Let us know what you are thinking, so we can help you further.

 

[Steven G]

Hello,
I want to show that \(\displaystyle |tanA-tanB| \geq |A-B| \) for all A and B ( in radians )in(-π/2,π/2).Can the inequality be extended to all A and B?

Don't be so lazy, please pick some values for A and B and see if the inequality holds each time. Of course, if they do then you only have a conjecture and will have to prove. If you find values for A and B that do not verify the inequality, then no it does not hold for all A and B.
Maybe you can even use some symmetry to conclude if the conjecture is true.
Please post back even if just to ask for help.

 

[Win_odd Dhamnekar]

Don't be so lazy, please pick some values for A and B and see if the inequality holds each time. Of course, if they do then you only have a conjecture and will have to prove. If you find values for A and B that do not verify the inequality, then no it does not hold for all A and B.
Maybe you can even use some symmetry to conclude if the conjecture is true.
Please post back even if just to ask for help.

Hello,
Let us see is it true for interval [-1,1]. |-1-1|=2 |tan-1-tan1|=|-1.55740772-1.55740772|=3.11481544. Hence we can say \(\displaystyle |tanA-tanB|\geq |A-B|\) is true.

 

[Win_odd Dhamnekar]

I take it you have reason to think the MVT might be relevant, such as that you just learned about it. You're right; it is.
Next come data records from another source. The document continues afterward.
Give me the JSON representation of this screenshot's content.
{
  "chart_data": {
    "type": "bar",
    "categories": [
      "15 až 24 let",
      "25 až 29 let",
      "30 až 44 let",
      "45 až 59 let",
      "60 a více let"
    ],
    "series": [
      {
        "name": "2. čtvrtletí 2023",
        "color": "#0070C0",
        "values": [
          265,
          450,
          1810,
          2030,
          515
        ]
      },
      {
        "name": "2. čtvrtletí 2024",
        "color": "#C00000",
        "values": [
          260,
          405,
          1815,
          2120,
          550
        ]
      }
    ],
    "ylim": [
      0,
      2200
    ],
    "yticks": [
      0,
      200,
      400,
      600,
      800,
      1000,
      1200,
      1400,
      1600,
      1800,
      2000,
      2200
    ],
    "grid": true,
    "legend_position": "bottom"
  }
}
What would the MVT say for this particular function, applied to an interval [A,B]?

What has to be true of the derivative of the tangent in order for this to imply the desired inequality?

Let us know what you are thinking, so we can help you further.

hello,
\(\displaystyle f'(c)=\frac {tanB-tanA}{B-A}=\frac{3.114815}{2}\) Derivative of \(\displaystyle Tan(x)=sec^2(x)\) x=0.6413199 which lies in the interval [-1,1]. So i have shown \(\displaystyle |tanA-tanB|\geq|A-B|\)

 

[pka]

Hello,
I want to show that \(\displaystyle |tanA-tanB| \geq |A-B| \) for all A and B ( in radians )in(-π/2,π/2).Can the inequality be extended to all A and B?
Solution:- Here how can I use Mean Value Theorem?
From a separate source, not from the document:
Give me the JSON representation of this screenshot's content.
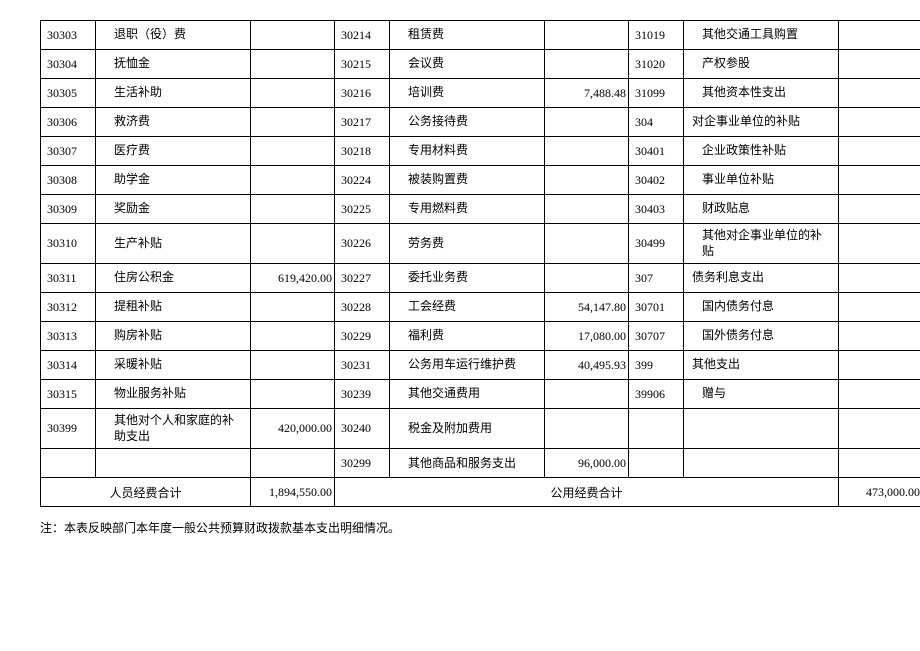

Have you carefully reviewed the mean value theorem?
Have you carefully reviewed the graph of the \(\displaystyle \tan(x)\)
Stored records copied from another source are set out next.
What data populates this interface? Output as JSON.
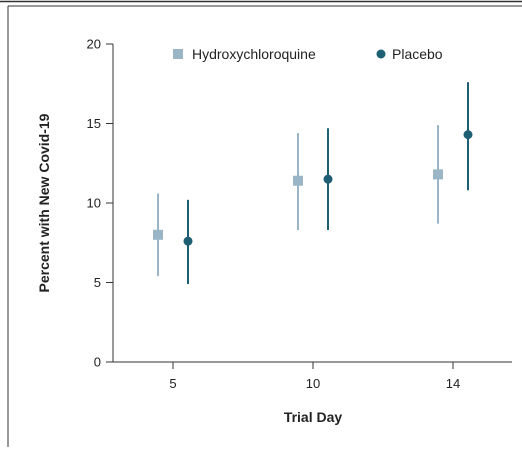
{
  "chart_data": {
    "type": "scatter",
    "title": "",
    "xlabel": "Trial Day",
    "ylabel": "Percent with New Covid-19",
    "categories": [
      "5",
      "10",
      "14"
    ],
    "y_ticks": [
      "0",
      "5",
      "10",
      "15",
      "20"
    ],
    "ylim": [
      0,
      20
    ],
    "grid": false,
    "legend": "top",
    "series": [
      {
        "name": "Hydroxychloroquine",
        "marker": "square",
        "color": "#9ab6c6",
        "values": [
          8.0,
          11.4,
          11.8
        ],
        "lower": [
          5.4,
          8.3,
          8.7
        ],
        "upper": [
          10.6,
          14.4,
          14.9
        ]
      },
      {
        "name": "Placebo",
        "marker": "circle",
        "color": "#1f5f73",
        "values": [
          7.6,
          11.5,
          14.3
        ],
        "lower": [
          4.9,
          8.3,
          10.8
        ],
        "upper": [
          10.2,
          14.7,
          17.6
        ]
      }
    ]
  }
}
If you have then you understand that for \(\displaystyle [A,B] \subset \left( { - \frac{\pi }{2},\frac{\pi }{2}} \right)\) the statement holds, but not in general.

 

[Dr.Peterson]

Hello,
Let us see is it true for interval [-1,1]. |-1-1|=2 |tan-1-tan1|=|-1.55740772-1.55740772|=3.11481544. Hence we can say \(\displaystyle |tanA-tanB|\geq |A-B|\) is true.

One example doesn't prove it is always true. You can guess that, since you were told to try an example, you were expected to discover a counterexample -- one that shows it is not always true.

But it would be better to think about when the MVT applies, and why it doesn't apply here to larger intervals.

 

[Dr.Peterson]

hello,
\(\displaystyle f'(c)=\frac {tanB-tanA}{B-A}=\frac{3.114815}{2}\) Derivative of \(\displaystyle Tan(x)=sec^2(x)\) x=0.6413199 which lies in the interval [-1,1]. So i have shown \(\displaystyle |tanA-tanB|\geq|A-B|\)

I don't understand. How can you be getting a specific value with no specific values for A or B or c?

You are supposed to show that \(\displaystyle |\tan A-\tan B| \geq |A-B|\) for any A and B in the given interval. The MVT says that, with \(\displaystyle f(x) = tan(x)\), for some c between A and B, \(\displaystyle f'(c)=\frac {\tan B-\tan A}{B-A}\), or equivalently \(\displaystyle f'(c)=\frac {\tan A-\tan B}{A-B}\).

What values can \(\displaystyle f'(c)\) take?

What does that tell you about \(\displaystyle |\tan A-\tan B|\)?